24 January · commentary

ON ST. PHILO, BISHOP OF CARPASIUS, AND ST. PHILIPPICUS THE PRIEST.

Commentary

Philo, Bishop of Carpasius (St.) Philippicus, Priest (St.)

Neither did these live in the same time and place, nor do we find anywhere any occasion for conjecturing whether they were granted the palm of martyrdom. They are thus recorded in the Greek Menaion and by Maximus Cythereus: The feast of these Saints. On the same day, the memory of the holy Martyr Hermogenes and Menas, and of our holy Father Philo, who was made Bishop of Carpasius. And the memory of our Father Philippicus the Priest: and of the holy Martyr Barsimas, and of his two brothers. Concerning Hermogenes and Menas we shall treat on December 10, on which date they were slain by the sword at Alexandria under Maximinus. Did the rest triumph together with them? No mention is made of them in their Acts: unless perhaps they were of the number of those whom St. Menas converted to the faith and baptized.

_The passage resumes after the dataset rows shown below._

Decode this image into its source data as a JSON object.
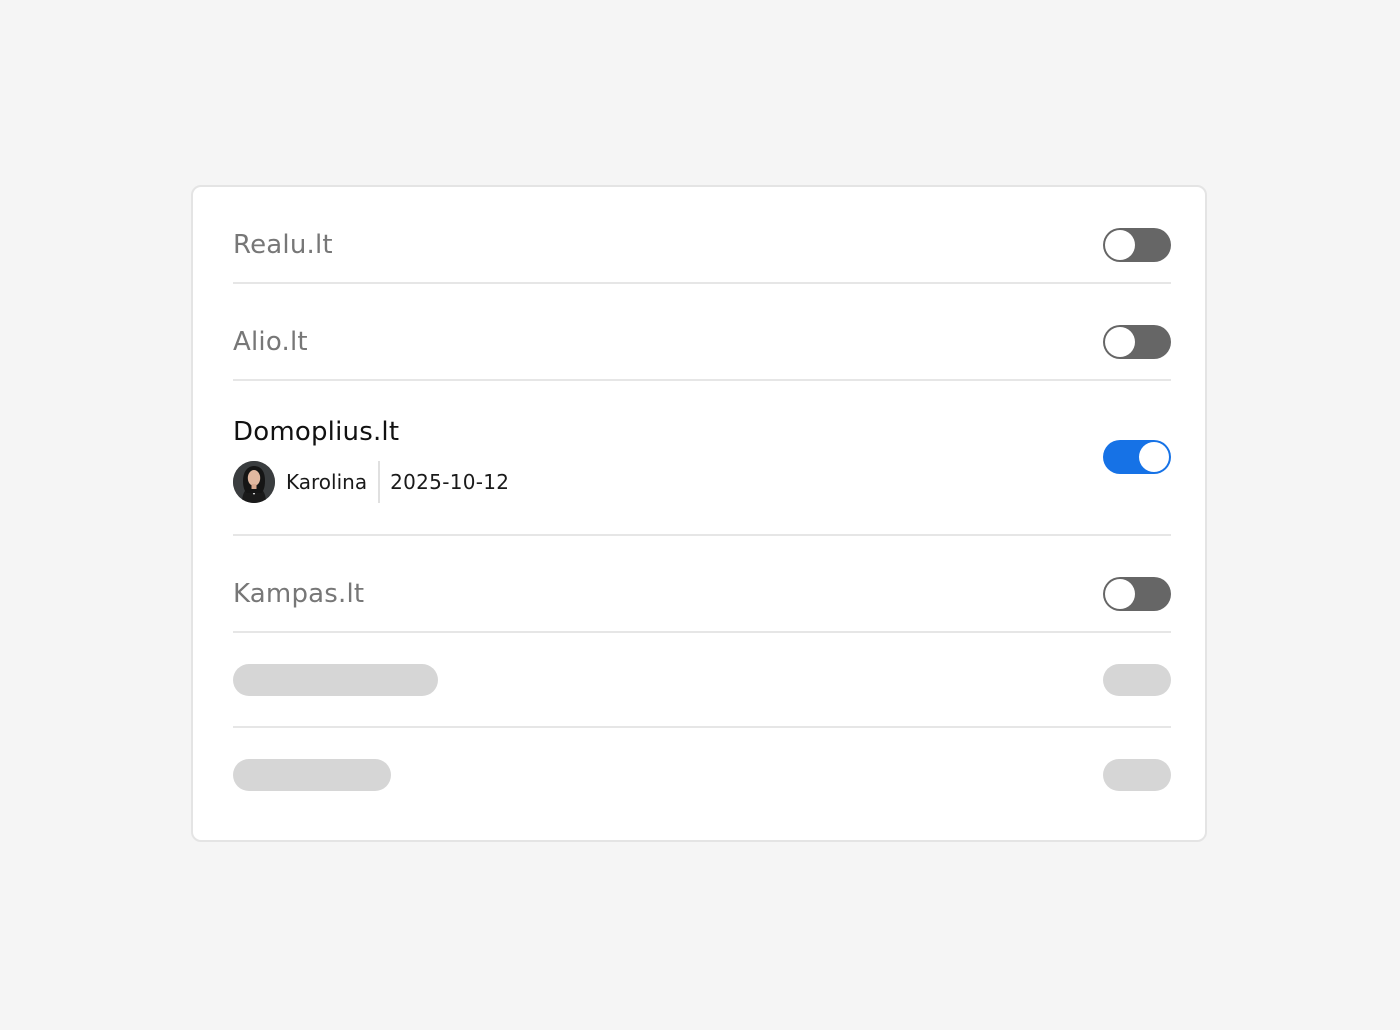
{
  "integrations": [
    {
      "name": "Realu.lt",
      "enabled": false
    },
    {
      "name": "Alio.lt",
      "enabled": false
    },
    {
      "name": "Domoplius.lt",
      "enabled": true,
      "user": "Karolina",
      "date": "2025-10-12"
    },
    {
      "name": "Kampas.lt",
      "enabled": false
    }
  ],
  "loading_rows": 2,
  "colors": {
    "toggle_on": "#1672e6",
    "toggle_off": "#666666",
    "skeleton": "#d6d6d6",
    "page_background": "#f5f5f5"
  },
  "icons": {
    "avatar": "user-avatar"
  }
}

Certainly St. Athanasius writes in his Apology for his Flight and in his Letter to those leading the solitary life that the illustrious Confessor Philo the Bishop was an Egyptian driven into exile by George the Cappadocian, and adds that Philo was confined in Babylon, or in the desert near Babylon, and suffered persecution until his death. This occurred in the year 341, as was said in the Life of St. Antony on January 17, no. 105, letter i. But where was the episcopate of Carpasius? Calpae is a city, also called Calpeia, and Calpe a port in Bithynia, according to Stephanus, who derives the ethnic or possessive as Calpeus, Calpinos, Calpitanos, not Calpasius. Carpasia is a city of Cyprus, mentioned by Diodorus, Stephanus, and Ptolemy; called Karpathos by Xenagoras, and Karbasia by Demetrius of Salamis. Whether he was Bishop in one of these cities or elsewhere, we do not venture to guess: nor who Philippicus the Priest was, whom Cythereus calls Philip.